KLAK
- Tom Bean, Texas; United States;
- Broadcast area: Northeast Dallas–Fort Worth metroplex; McKinney–Sherman–Durant, Oklahoma;
- Frequency: 97.5 MHz
- Branding: 97.5 K-Lake

Programming
- Language: English
- Format: Classic Hits

Ownership
- Owner: Connoisseur Media; (Connoisseur Media, LLC.);
- Sister stations: KMKT

History
- First air date: October 17, 1983 (at 104.9)
- Former frequencies: 104.9 MHz (1983–1987)
- Call sign meaning: Lake Texoma

Technical information
- Licensing authority: FCC
- Facility ID: 36265
- Class: C2
- ERP: 32,000 watts
- HAAT: 617 feet (188 meters)

Links
- Public license information: Public file; LMS;
- Webcast: Listen Live
- Website: klake.com

= KLAK =

Radio station in Tom Bean, Texas

KLAK (97.5 FM) is a Connoisseur Media radio station licensed to Tom Bean, Texas, serving the Texoma region and the northeast portions of the Dallas–Fort Worth metroplex. The station broadcasts a Classic Hits format. The station's studios are located in McKinney, Texas, with its transmitter southeast of Tom Bean.

==History==
KLAK started broadcasting on the 104.9 FM frequency on October 17, 1983, licensed to Denison, Texas, as a soft adult contemporary format branded as K-LAKE 105. It moved to its present 97.5 FM frequency on May 12, 1987, and was renamed as 97.5 K-LAKE FM. The station rebranded as 97.5 KLAK in 2006.
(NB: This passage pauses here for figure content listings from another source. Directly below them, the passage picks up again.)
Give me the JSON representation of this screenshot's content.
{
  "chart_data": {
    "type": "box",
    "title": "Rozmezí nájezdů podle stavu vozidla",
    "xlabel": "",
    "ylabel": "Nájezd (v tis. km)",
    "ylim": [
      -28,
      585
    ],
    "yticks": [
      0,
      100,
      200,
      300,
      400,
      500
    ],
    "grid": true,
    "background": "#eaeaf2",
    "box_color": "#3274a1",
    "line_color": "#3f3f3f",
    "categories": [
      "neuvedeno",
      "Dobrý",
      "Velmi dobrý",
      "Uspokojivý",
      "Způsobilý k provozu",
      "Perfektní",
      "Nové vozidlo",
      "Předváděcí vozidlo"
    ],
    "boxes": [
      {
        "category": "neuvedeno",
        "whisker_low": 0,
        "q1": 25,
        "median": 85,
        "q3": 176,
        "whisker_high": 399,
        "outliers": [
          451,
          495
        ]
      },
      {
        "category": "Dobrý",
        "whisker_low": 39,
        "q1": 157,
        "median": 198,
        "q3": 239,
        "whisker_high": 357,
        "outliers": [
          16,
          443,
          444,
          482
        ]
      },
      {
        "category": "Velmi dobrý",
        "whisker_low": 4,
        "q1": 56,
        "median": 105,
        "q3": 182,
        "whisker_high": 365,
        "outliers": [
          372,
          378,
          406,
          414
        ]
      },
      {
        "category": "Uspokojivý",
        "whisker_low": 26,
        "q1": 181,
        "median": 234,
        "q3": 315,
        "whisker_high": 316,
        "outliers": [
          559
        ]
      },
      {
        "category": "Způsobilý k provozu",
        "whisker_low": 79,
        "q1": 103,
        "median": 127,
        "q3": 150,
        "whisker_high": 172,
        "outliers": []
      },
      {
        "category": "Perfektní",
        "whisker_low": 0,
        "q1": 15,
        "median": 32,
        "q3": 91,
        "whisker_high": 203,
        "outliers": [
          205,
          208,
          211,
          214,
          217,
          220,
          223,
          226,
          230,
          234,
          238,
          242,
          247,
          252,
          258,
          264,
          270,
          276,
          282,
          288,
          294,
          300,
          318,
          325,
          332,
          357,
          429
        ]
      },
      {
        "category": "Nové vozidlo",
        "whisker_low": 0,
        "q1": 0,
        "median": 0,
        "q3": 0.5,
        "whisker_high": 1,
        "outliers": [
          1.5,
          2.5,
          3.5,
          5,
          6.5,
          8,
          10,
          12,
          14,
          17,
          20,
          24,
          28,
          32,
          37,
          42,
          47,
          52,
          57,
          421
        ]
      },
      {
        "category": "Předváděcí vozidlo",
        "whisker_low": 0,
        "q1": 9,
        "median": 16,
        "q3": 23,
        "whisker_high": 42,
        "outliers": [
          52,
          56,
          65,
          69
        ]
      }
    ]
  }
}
In November 2016, KLAK expanded towards a variety hits format with the addition of more Hot AC songs. Four years later, KLAK gradually evolved to Hot AC full-time. This lasted for almost two years until August 30, 2022, when the station began stunting with station identifications and TM Studios jingles with the background of radio static for a short time, which led to the station's return to its "K-Lake" name and normal adult contemporary format.

On August 3, 2026, as a strategy to add Throwback Nation to a trio of Connoisseur Media radio stations including KRBI and KYTC, KLAK moved its format to classic hits, eliminating songs from the 2000s and later and only playing classic hits music from the 70s, 80s, and 90s.

== Programming ==
Besides music, KLAK's programming consists of talk shows (through Westwood One) and sports. The Sandy Show broadcasts every weekday morning at 5 am-9 am while Alan Freemont broadcasts at 2pm-6pm weekdays. KLAK airs McKinney ISD high school football broadcasts on Thursday and Friday evenings during the high school football season.